Hu et Berglund ont continué à chercher des moyens de conférer de nouvelles propriétés au bois transparent. Il y a environ cinq ans, Berglund et ses collègues du KTH et du Georgia Institute of Technology ont découvert qu’ils pouvaient imiter les fenêtres intelligentes , qui peuvent passer du transparent au teinté pour bloquer la visibilité ou les rayons du soleil. Les chercheurs ont pris en sandwich un polymère électrochrome, une substance qui peut changer de couleur avec l’électricité, entre des couches de bois transparent recouvertes d’un polymère d’électrode pour conduire l’électricité. Cela a créé une vitre en bois qui passe du clair au magenta lorsque les utilisateurs y font passer un petit courant électrique.
Plus récemment, les deux groupes ont porté leur attention sur l’amélioration de la durabilité de la production de bois transparent. Par exemple, la résine utilisée pour remplir les échafaudages en bois est généralement un produit plastique dérivé du pétrole, il est donc préférable d’éviter de l’utiliser, explique Montanari. En remplacement, elle et ses collègues ont inventé un polymère entièrement biosourcé dérivé d’écorces d’agrumes. L’équipe a d’abord combiné l’acide acrylique et le limonène, un produit chimique extrait des écorces de citron et d’orange que l’on trouve dans les huiles essentielles. Ensuite, ils en ont imprégné du bois délignifié. Même avec une garniture fruitée, le bois transparent d’origine biologique a conservé ses propriétés mécaniques et optiques, résistant à environ 30 mégapascals de pression de plus que le bois ordinaire et transmettant environ 90 % de la lumière, ont rapporté les chercheurs en 2021 dans Advanced Science.

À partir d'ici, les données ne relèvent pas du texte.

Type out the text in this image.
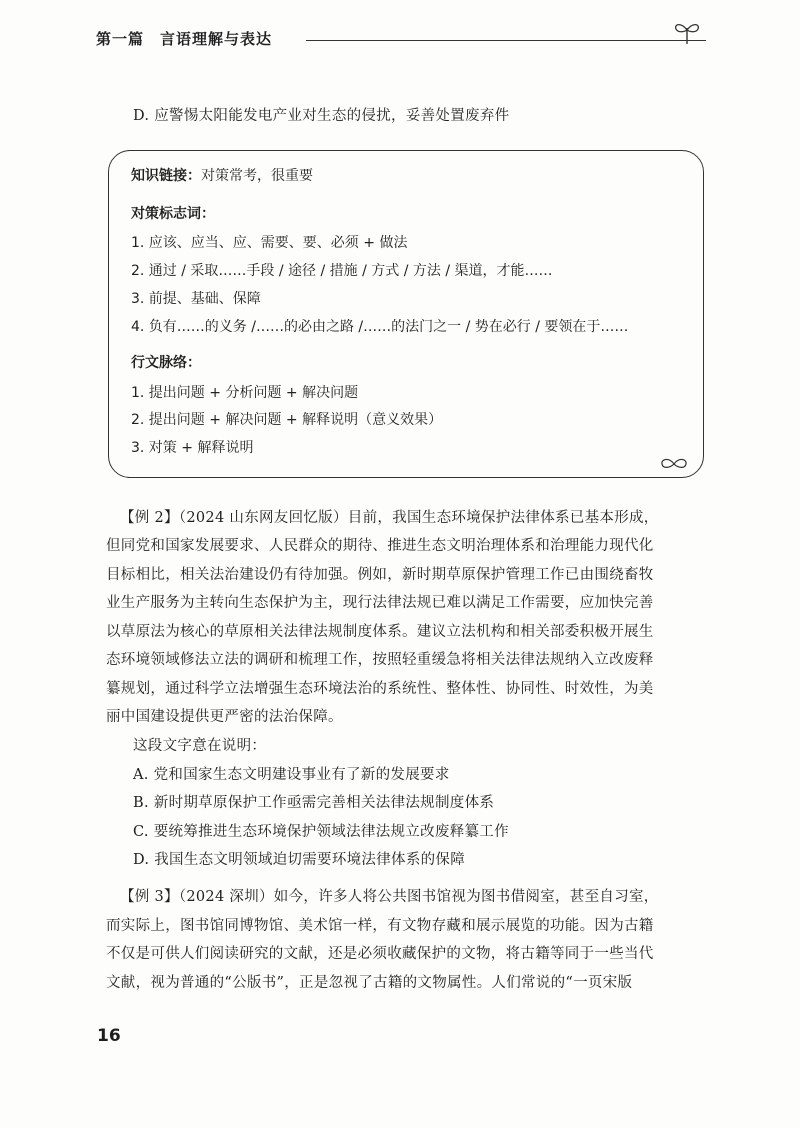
第一篇　言语理解与表达
D. 应警惕太阳能发电产业对生态的侵扰，妥善处置废弃件
知识链接：对策常考，很重要
对策标志词：
1. 应该、应当、应、需要、要、必须 + 做法
2. 通过 / 采取……手段 / 途径 / 措施 / 方式 / 方法 / 渠道，才能……
3. 前提、基础、保障
4. 负有……的义务 /……的必由之路 /……的法门之一 / 势在必行 / 要领在于……
行文脉络：
1. 提出问题 + 分析问题 + 解决问题
2. 提出问题 + 解决问题 + 解释说明（意义效果）
3. 对策 + 解释说明
【例 2】（2024 山东网友回忆版）目前，我国生态环境保护法律体系已基本形成，
但同党和国家发展要求、人民群众的期待、推进生态文明治理体系和治理能力现代化
目标相比，相关法治建设仍有待加强。例如，新时期草原保护管理工作已由围绕畜牧
业生产服务为主转向生态保护为主，现行法律法规已难以满足工作需要，应加快完善
以草原法为核心的草原相关法律法规制度体系。建议立法机构和相关部委积极开展生
态环境领域修法立法的调研和梳理工作，按照轻重缓急将相关法律法规纳入立改废释
纂规划，通过科学立法增强生态环境法治的系统性、整体性、协同性、时效性，为美
丽中国建设提供更严密的法治保障。
这段文字意在说明：
A. 党和国家生态文明建设事业有了新的发展要求
B. 新时期草原保护工作亟需完善相关法律法规制度体系
C. 要统筹推进生态环境保护领域法律法规立改废释纂工作
D. 我国生态文明领域迫切需要环境法律体系的保障
【例 3】（2024 深圳）如今，许多人将公共图书馆视为图书借阅室，甚至自习室，
而实际上，图书馆同博物馆、美术馆一样，有文物存藏和展示展览的功能。因为古籍
不仅是可供人们阅读研究的文献，还是必须收藏保护的文物，将古籍等同于一些当代
文献，视为普通的“公版书”，正是忽视了古籍的文物属性。人们常说的“一页宋版
16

Le laboratoire de Hu, quant à lui, a récemment rapporté dans Science Advances une méthode de blanchiment de la lignine plus écologique qui s’appuie sur le peroxyde d’hydrogène et les rayons UV, réduisant ainsi davantage les besoins énergétiques de la production. L’équipe a brossé des tranches de bois d’environ 0,5 à 3,5 millimètres d’épaisseur avec du peroxyde d’hydrogène, puis les a laissées devant des lampes UV pour imiter les rayons du soleil. Les UV ont blanchi les parties de lignine contenant des pigments mais ont laissé les parties structurelles intactes, aidant ainsi à conserver plus de résistance dans le bois.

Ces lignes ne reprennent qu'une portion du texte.